Timothy was challenged to study, to give diligence to the truth of God’s Word.  There is a sense of urgency in Paul’s admonition.  Do not put off knowing God’s will, do not put off doing God’s will, and do not put off teaching God’s will!

“Buying the truth” also means that you might, at times, be at odds with people.  In Romans 1:18 Paul described some people as holding down the truth by their unrighteous behavior.  When mankind shrugs off the truth of God’s word they certainly do not appreciate a reminder of God’s counsel.  It becomes offensive to such a darkened heart.  Those at Galatia had listened to false teaching and Paul reminded them again of the truth.  “For do I now persuade men, or God?  Or do I seek to please men?  For if I yet pleased men, I should not be the servant of Christ” (Gal. 1:10).

If there is a choice to make between pleasing God or men, make sure to please God.  It is difficult to know which way the winds of men are blowing.  What is popular one day has perished tomorrow, but truth is always right.  The preacher’s challenge is to buy the truth.

Solomon’s warning is two-fold.  It is not enough to make an investment in the truth, but never, ever sell it.  In other words, the challenge given is to not be a sell-out.  Balak, the king of the Moabites, had a problem.  The Israelites were coming.  Balak had heard about a man who lived a long way from the Moabites, in Mesopotamia.  Balaam was a man whose talents were for hire.  do you remember this man?  Balaam had a reputation for blessing people or cursing people.  His reputation was such that representatives in Moab would make the journey to Mesopotamia to secure the services of Balaam.  Balaam had a great opportunity to stand firmly with the Lord and he wasted it.  Both 2 Peter 2:15 and Jude 11 mention Balaam and how he sold the truth for financial gain.  This man had a price.  Do you?  Do not sell the truth, no matter what!

A preacher sells the truth when he fails to teach all of God’s commands.  Paul confidently declared to the Ephesian elders, “For I have not shunned to declare unto you all the counsel of God” (Acts 20:27).

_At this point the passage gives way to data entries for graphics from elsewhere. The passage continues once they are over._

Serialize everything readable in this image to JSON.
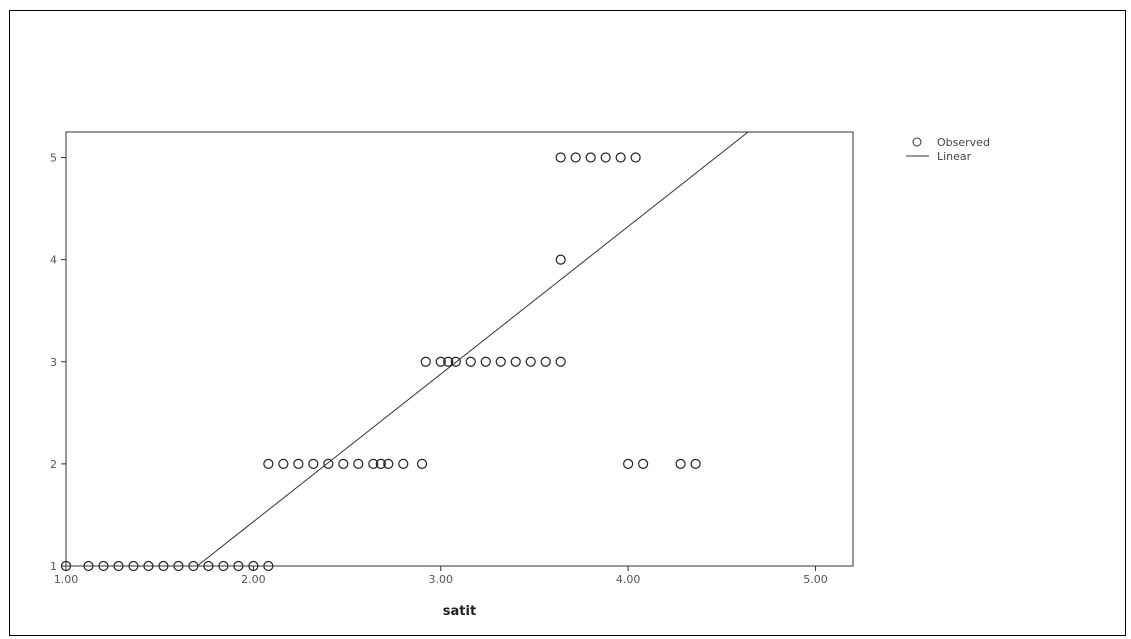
{
  "chart_data": {
    "type": "scatter",
    "title": "",
    "xlabel": "satit",
    "ylabel": "",
    "xlim": [
      1.0,
      5.2
    ],
    "ylim": [
      1,
      5.25
    ],
    "x_ticks": [
      1.0,
      2.0,
      3.0,
      4.0,
      5.0
    ],
    "x_tick_labels": [
      "1.00",
      "2.00",
      "3.00",
      "4.00",
      "5.00"
    ],
    "y_ticks": [
      1,
      2,
      3,
      4,
      5
    ],
    "y_tick_labels": [
      "1",
      "2",
      "3",
      "4",
      "5"
    ],
    "grid": false,
    "legend": {
      "placement": "right-top",
      "entries": [
        {
          "label": "Observed",
          "marker": "circle"
        },
        {
          "label": "Linear",
          "marker": "line"
        }
      ]
    },
    "series": [
      {
        "name": "Observed",
        "kind": "scatter",
        "points": [
          {
            "x": 1.0,
            "y": 1
          },
          {
            "x": 1.12,
            "y": 1
          },
          {
            "x": 1.2,
            "y": 1
          },
          {
            "x": 1.28,
            "y": 1
          },
          {
            "x": 1.36,
            "y": 1
          },
          {
            "x": 1.44,
            "y": 1
          },
          {
            "x": 1.52,
            "y": 1
          },
          {
            "x": 1.6,
            "y": 1
          },
          {
            "x": 1.68,
            "y": 1
          },
          {
            "x": 1.76,
            "y": 1
          },
          {
            "x": 1.84,
            "y": 1
          },
          {
            "x": 1.92,
            "y": 1
          },
          {
            "x": 2.0,
            "y": 1
          },
          {
            "x": 2.08,
            "y": 1
          },
          {
            "x": 2.08,
            "y": 2
          },
          {
            "x": 2.16,
            "y": 2
          },
          {
            "x": 2.24,
            "y": 2
          },
          {
            "x": 2.32,
            "y": 2
          },
          {
            "x": 2.4,
            "y": 2
          },
          {
            "x": 2.48,
            "y": 2
          },
          {
            "x": 2.56,
            "y": 2
          },
          {
            "x": 2.64,
            "y": 2
          },
          {
            "x": 2.68,
            "y": 2
          },
          {
            "x": 2.72,
            "y": 2
          },
          {
            "x": 2.8,
            "y": 2
          },
          {
            "x": 2.9,
            "y": 2
          },
          {
            "x": 4.0,
            "y": 2
          },
          {
            "x": 4.08,
            "y": 2
          },
          {
            "x": 4.28,
            "y": 2
          },
          {
            "x": 4.36,
            "y": 2
          },
          {
            "x": 2.92,
            "y": 3
          },
          {
            "x": 3.0,
            "y": 3
          },
          {
            "x": 3.04,
            "y": 3
          },
          {
            "x": 3.08,
            "y": 3
          },
          {
            "x": 3.16,
            "y": 3
          },
          {
            "x": 3.24,
            "y": 3
          },
          {
            "x": 3.32,
            "y": 3
          },
          {
            "x": 3.4,
            "y": 3
          },
          {
            "x": 3.48,
            "y": 3
          },
          {
            "x": 3.56,
            "y": 3
          },
          {
            "x": 3.64,
            "y": 3
          },
          {
            "x": 3.64,
            "y": 4
          },
          {
            "x": 3.64,
            "y": 5
          },
          {
            "x": 3.72,
            "y": 5
          },
          {
            "x": 3.8,
            "y": 5
          },
          {
            "x": 3.88,
            "y": 5
          },
          {
            "x": 3.96,
            "y": 5
          },
          {
            "x": 4.04,
            "y": 5
          }
        ]
      },
      {
        "name": "Linear",
        "kind": "line",
        "points": [
          {
            "x": 1.7,
            "y": 1.0
          },
          {
            "x": 4.64,
            "y": 5.25
          }
        ]
      }
    ]
  }
}
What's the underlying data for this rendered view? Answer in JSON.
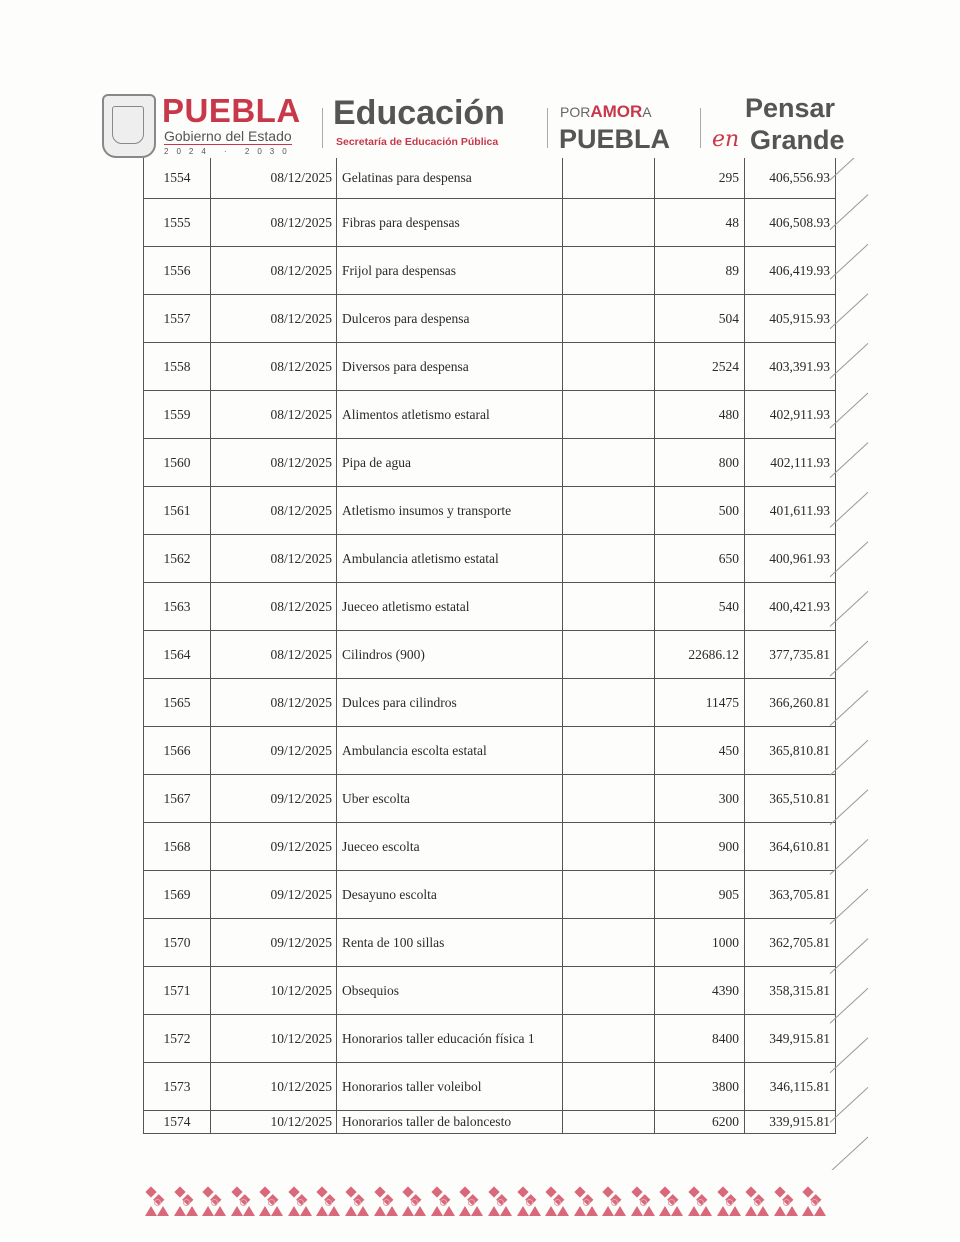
{
  "header": {
    "puebla": "PUEBLA",
    "gobierno": "Gobierno del Estado",
    "years": "2024 · 2030",
    "educacion": "Educación",
    "secretaria": "Secretaría de Educación Pública",
    "por": "POR",
    "amor": "AMOR",
    "a": "A",
    "puebla2": "PUEBLA",
    "pensar": "Pensar",
    "en": "en",
    "grande": "Grande"
  },
  "colors": {
    "brand_red": "#c8384a",
    "brand_gray": "#555555"
  },
  "rows": [
    {
      "num": "1554",
      "date": "08/12/2025",
      "concept": "Gelatinas para despensa",
      "amount": "295",
      "balance": "406,556.93"
    },
    {
      "num": "1555",
      "date": "08/12/2025",
      "concept": "Fibras para despensas",
      "amount": "48",
      "balance": "406,508.93"
    },
    {
      "num": "1556",
      "date": "08/12/2025",
      "concept": "Frijol para despensas",
      "amount": "89",
      "balance": "406,419.93"
    },
    {
      "num": "1557",
      "date": "08/12/2025",
      "concept": "Dulceros para despensa",
      "amount": "504",
      "balance": "405,915.93"
    },
    {
      "num": "1558",
      "date": "08/12/2025",
      "concept": "Diversos para despensa",
      "amount": "2524",
      "balance": "403,391.93"
    },
    {
      "num": "1559",
      "date": "08/12/2025",
      "concept": "Alimentos atletismo estaral",
      "amount": "480",
      "balance": "402,911.93"
    },
    {
      "num": "1560",
      "date": "08/12/2025",
      "concept": "Pipa de agua",
      "amount": "800",
      "balance": "402,111.93"
    },
    {
      "num": "1561",
      "date": "08/12/2025",
      "concept": "Atletismo insumos y transporte",
      "amount": "500",
      "balance": "401,611.93"
    },
    {
      "num": "1562",
      "date": "08/12/2025",
      "concept": "Ambulancia atletismo estatal",
      "amount": "650",
      "balance": "400,961.93"
    },
    {
      "num": "1563",
      "date": "08/12/2025",
      "concept": "Jueceo atletismo estatal",
      "amount": "540",
      "balance": "400,421.93"
    },
    {
      "num": "1564",
      "date": "08/12/2025",
      "concept": "Cilindros (900)",
      "amount": "22686.12",
      "balance": "377,735.81"
    },
    {
      "num": "1565",
      "date": "08/12/2025",
      "concept": "Dulces para cilindros",
      "amount": "11475",
      "balance": "366,260.81"
    },
    {
      "num": "1566",
      "date": "09/12/2025",
      "concept": "Ambulancia escolta estatal",
      "amount": "450",
      "balance": "365,810.81"
    },
    {
      "num": "1567",
      "date": "09/12/2025",
      "concept": "Uber escolta",
      "amount": "300",
      "balance": "365,510.81"
    },
    {
      "num": "1568",
      "date": "09/12/2025",
      "concept": "Jueceo escolta",
      "amount": "900",
      "balance": "364,610.81"
    },
    {
      "num": "1569",
      "date": "09/12/2025",
      "concept": "Desayuno escolta",
      "amount": "905",
      "balance": "363,705.81"
    },
    {
      "num": "1570",
      "date": "09/12/2025",
      "concept": "Renta de 100 sillas",
      "amount": "1000",
      "balance": "362,705.81"
    },
    {
      "num": "1571",
      "date": "10/12/2025",
      "concept": "Obsequios",
      "amount": "4390",
      "balance": "358,315.81"
    },
    {
      "num": "1572",
      "date": "10/12/2025",
      "concept": "Honorarios taller educación física 1",
      "amount": "8400",
      "balance": "349,915.81"
    },
    {
      "num": "1573",
      "date": "10/12/2025",
      "concept": "Honorarios taller voleibol",
      "amount": "3800",
      "balance": "346,115.81"
    },
    {
      "num": "1574",
      "date": "10/12/2025",
      "concept": "Honorarios taller de baloncesto",
      "amount": "6200",
      "balance": "339,915.81"
    }
  ]
}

When Paul declared the whole counsel of God, was there anything that he left out?  What would happen if Paul felt fear of being rejected and shunned?  Preachers have put a price tag on godly counsel by refusing to preach on Matthew 19:9 where Jesus stated there is only one reason which a person can seek a divorce and be remarried without living in adultery.  Preachers put a price tag on the truth when they add to God’s word by teaching that the inclusion of mechanical musical instruments in worship is acceptable to God.  This is not God’s counsel because there is no authority for it anywhere in the New Testament.  Preachers put a price tag on the truth when they bind their own scruples on others.  There are those who feel it is wrong to eat “in the church,” so they wrest and twist the scriptures to their satisfaction.  Either way, whether a preacher is taking away from the counsel of God or adding to the counsel of God, he has auctioned off the truth.

There are members of the church who will attempt to persuade preachers to teach and preach their own way.  There is only one thing that will save souls and that is the pure, unadulterated gospel of God.  Consider Paul’s thesis statement for the book of Romans:  “For I am not ashamed of the gospel of Christ: for it is the power of God unto salvation to every one that believeth; to the Jew first, and also to the Greek” (Rom. 1:16).

To hear some preachers teach, it is obvious that they think their abilities are the power to salvation, because in their lessons they make more references to their personal stories than to scripture.

There is one path that is always right, there is one message that is always true, and it is found in the Bible, not in the minds of men.  “Being born again, not of corruptible seed, but of incorruptible, by the word of God, which liveth and abideth for ever” (1 Pet. 1:23).

The challenge stands to everyone in the Lord’s body, whether preacher, teacher, elder, or deacon: buy the truth, and sell it not.  Now what will you do?